2.1 Microeconomics and Macroeconomics


2026 📋 Syllabus Objectives

By the end of these notes, you should be able to:

  • 2.1.1 Understand what microeconomics is and who the decision makers are in microeconomics.
  • 2.1.2 Understand what macroeconomics is and who the decision makers are in macroeconomics.
  • Explain the difference between microeconomics and macroeconomics.
  • Understand how microeconomics and macroeconomics are connected.

What is Economics?

Before we look at the two branches, it helps to understand what economics actually is.

Economics is a social science — meaning it studies how people behave and make decisions. Specifically, it studies how people, businesses, and governments deal with one big challenge: we have unlimited wants but only limited resources to satisfy them.

In simple terms: there is never enough of everything for everyone, so choices have to be made about how best to use what is available.

Economics is divided into two main branches: microeconomics and macroeconomics.


2.1.1 – Microeconomics

What is Microeconomics?

The word "micro" comes from the Greek word meaning small. So microeconomics is the study of the small-scale parts of the economy.

More precisely, microeconomics is the study of the behaviour and decisions of individual households and firms, and how individual markets perform.

Think of it this way: microeconomics zooms in on specific people, businesses, and markets — like looking at one piece of a puzzle up close.

Examples of Microeconomic Topics

  • Why does the price of a particular product (e.g. a litre of milk) go up or down?
  • How much of a product does one firm decide to produce?
  • How do individual consumers decide what to buy?
  • What happens in the market for clothing when costs of production rise?

Decision Makers in Microeconomics

The people and groups who make decisions are called economic agents. In microeconomics, the key decision makers are:

1. Households

A household is an individual person or a family group. Households play three important roles in the economy:

  • As consumers/buyers — they purchase goods and services. As consumers, households want low prices and good quality products.
  • As workers — they work for firms and earn wages. As workers, households want good working conditions and high pay.
  • As savers — they save money in banks or other places. As savers, households want their money to be safe and to earn a good return (interest).

2. Firms

A firm is a business that produces goods and/or provides services. Firms also employ workers and use other resources (called factors of production) to create what they sell.
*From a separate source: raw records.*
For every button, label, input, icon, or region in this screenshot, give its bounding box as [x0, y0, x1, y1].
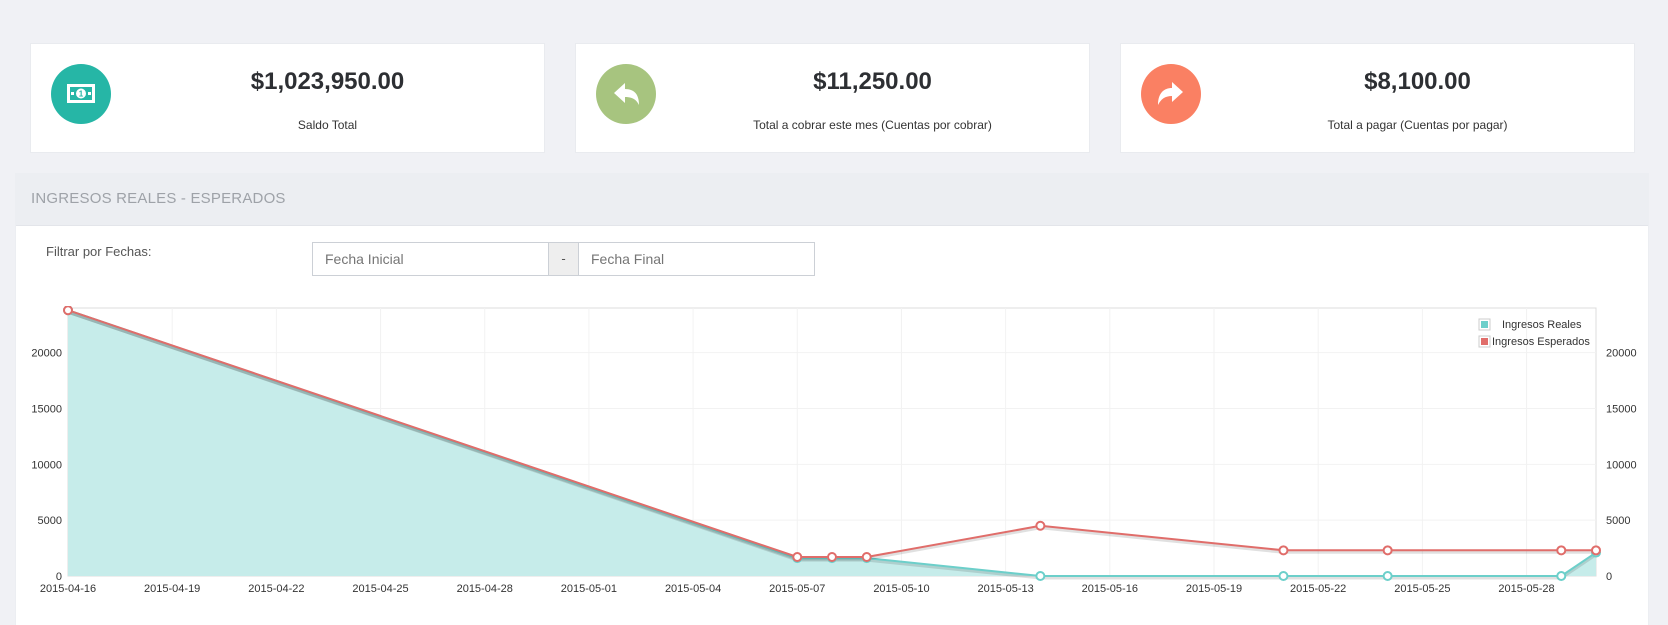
data-point-1	[1556, 545, 1567, 556]
y-tick-label-right: 5000	[1606, 515, 1630, 527]
data-point-1	[792, 552, 803, 563]
saldo-circle: 1	[51, 64, 111, 124]
data-point-1	[1035, 520, 1046, 531]
income-chart-svg: 0 0 5000 5000 10000 10000 15000 15000 20000 20000…	[31, 305, 1637, 595]
data-point-1	[1278, 545, 1289, 556]
data-point-1	[861, 552, 872, 563]
summary-cards: 1 $1,023,950.00 Saldo Total $11,250.00 T…	[30, 43, 1636, 153]
pagar-circle	[1141, 64, 1201, 124]
legend-label-1: Ingresos Esperados	[1492, 336, 1590, 348]
legend-swatch-0	[1481, 321, 1488, 328]
panel-header: INGRESOS REALES - ESPERADOS	[16, 174, 1648, 226]
x-tick-label: 2015-04-22	[248, 583, 304, 595]
share-arrow-icon	[1158, 82, 1183, 105]
start-date-input[interactable]	[312, 242, 549, 276]
x-tick-label: 2015-05-16	[1082, 583, 1138, 595]
data-point-0	[1556, 571, 1567, 581]
money-bill-icon: 1	[67, 84, 95, 103]
x-tick-label: 2015-05-07	[769, 583, 825, 595]
y-tick-label-right: 20000	[1606, 348, 1637, 360]
legend-swatch-1	[1481, 338, 1488, 345]
x-tick-label: 2015-05-13	[977, 583, 1033, 595]
cobrar-circle	[596, 64, 656, 124]
x-tick-label: 2015-05-19	[1186, 583, 1242, 595]
y-tick-label-left: 10000	[31, 459, 62, 471]
x-tick-label: 2015-04-16	[40, 583, 96, 595]
x-tick-label: 2015-05-01	[561, 583, 617, 595]
y-tick-label-left: 15000	[31, 404, 62, 416]
data-point-0	[1035, 571, 1046, 581]
svg-text:1: 1	[79, 90, 84, 99]
x-tick-label: 2015-05-22	[1290, 583, 1346, 595]
date-filter-label: Filtrar por Fechas:	[46, 244, 152, 259]
x-tick-label: 2015-05-25	[1394, 583, 1450, 595]
data-point-0	[1278, 571, 1289, 581]
y-tick-label-left: 5000	[38, 515, 62, 527]
end-date-input[interactable]	[578, 242, 815, 276]
cobrar-amount: $11,250.00	[813, 68, 932, 95]
x-tick-label: 2015-05-04	[665, 583, 721, 595]
y-tick-label-left: 20000	[31, 348, 62, 360]
data-point-1	[1591, 545, 1601, 556]
y-tick-label-right: 15000	[1606, 404, 1637, 416]
data-point-1	[63, 305, 73, 316]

  • Firms in the private sector — which means businesses that are not owned by the government — usually aim to make as much profit as possible.

3. The Government (in microeconomics)

The government also acts as a decision maker in individual markets. For example:

  • The government might tax the sale of cigarettes to discourage people from buying them.
  • It might regulate how a particular industry behaves to protect consumers.